Home




             Kota Denpasar sebagai Ibukota Propinsi Bali sekaligus sebagai pusat pemerintahan, pendidikan, perekonomian. Letak yang sangat startegis ini sangatlah menguntungkan baik dari segi ekonomis maupun dari Kepariwisataan, Perdagangan dan Perindustrian karena merupakan titik central berbagai kegiatan sekaligus sebagai penghubung yaitu : di sebelah Barat dan Utara Kabupaten Badung, disebelah Timur Kabupaten Gianyar, di sebelah Selatan Selat Badung.

               Kota Denpasar dilintasi jaringan jalan utama (jalan Negara) yang menghubungkan Pulau Jawa dengan Pulau Lombok (NTB) dan ditunjang dengan Keberadaan Terminal Penumpang Regional dan Terminal Bongkar Muat Barang (Cargo) mempunyai peranan dalam memperlancar kegiatan perekonomian di Kota Denpasar.

               Kondisi ini menyebabkan distribusi barang dan jasa yang keluar masuk maupun yang melalui Kota Denpasar lewat jalur darat tidak menemui hambatan. Aksesibilitas wilayah di Kota Denpasar sangat baik mengingat jaringan jalan yang ada mampu mengcover seluruh wilayah kota sehingga akan sangat mudah untuk menjangkau setiap jengkal wilayah di Kota Denpasar.

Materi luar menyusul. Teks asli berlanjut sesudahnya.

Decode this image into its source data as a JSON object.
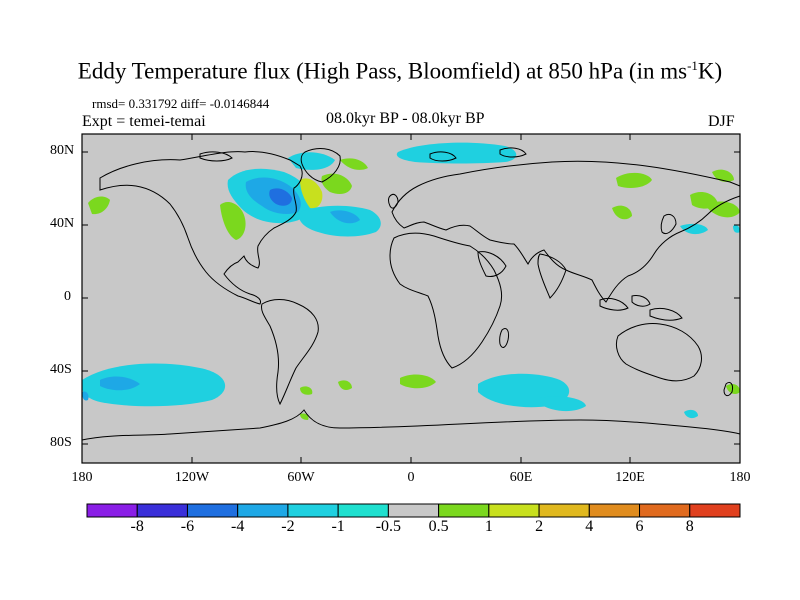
{
  "title": "Eddy Temperature flux (High Pass, Bloomfield) at 850 hPa (in ms",
  "title_exp": "-1",
  "title_end": "K)",
  "stats": "rmsd= 0.331792 diff= -0.0146844",
  "expt": "Expt = temei-temai",
  "period": "08.0kyr BP - 08.0kyr BP",
  "season": "DJF",
  "lat_labels": [
    "80N",
    "40N",
    "0",
    "40S",
    "80S"
  ],
  "lon_labels": [
    "180",
    "120W",
    "60W",
    "0",
    "60E",
    "120E",
    "180"
  ],
  "colorbar": {
    "labels": [
      "-8",
      "-6",
      "-4",
      "-2",
      "-1",
      "-0.5",
      "0.5",
      "1",
      "2",
      "4",
      "6",
      "8"
    ],
    "colors": [
      "#8a1ee6",
      "#3a2fd9",
      "#1f6fe0",
      "#1ea8e6",
      "#1fd0e0",
      "#1fe0cf",
      "#c8c8c8",
      "#7bd81e",
      "#c8e01e",
      "#e0b81e",
      "#e08c1e",
      "#e06a1e",
      "#e0401e"
    ]
  },
  "map": {
    "land_missing_color": "#c8c8c8"
  }
}
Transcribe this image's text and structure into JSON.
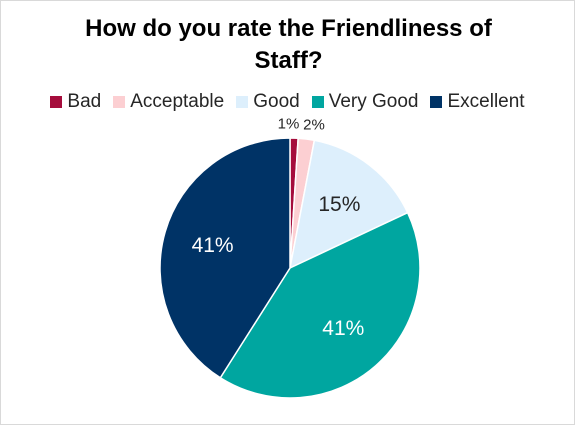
{
  "chart_data": {
    "type": "pie",
    "title": "How do you rate the Friendliness of Staff?",
    "categories": [
      "Bad",
      "Acceptable",
      "Good",
      "Very Good",
      "Excellent"
    ],
    "values": [
      1,
      2,
      15,
      41,
      41
    ],
    "value_labels": [
      "1%",
      "2%",
      "15%",
      "41%",
      "41%"
    ],
    "colors": [
      "#A50D3C",
      "#FCCFD2",
      "#DDEFFC",
      "#00A6A0",
      "#003366"
    ],
    "label_colors": [
      "#262626",
      "#262626",
      "#262626",
      "#ffffff",
      "#ffffff"
    ],
    "legend_position": "top"
  }
}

                Pasar Desa adalah pasar yang berada di wilayah desa, bersifat historis dan tradisional serta yang ditumbuh kembangkan oleh Pemerintah Desa. Pasar Desa merupakan salah satu sumber pendapatan desa yang mendorong pengembangan perekonomian masyarakat desa yang bersangkutan, perlu pengelolaan yang intensif, guna mendorong masyarakat agar mampu memproduksi dan mengolah hasil produksi serta memasarkannya. Pasar Desa merupakan wahana penciptaan lapangan kerja di pedesaan. Mendorong kehidupan LPD dan Koperasi Unit Desa, nantinya diharapkan akan mampu memberikan kontribusi yang cukup terhadap pendapatan hasil desa dalam mendukung serta memelihara hasil-hasil pembangunan di pedesaan.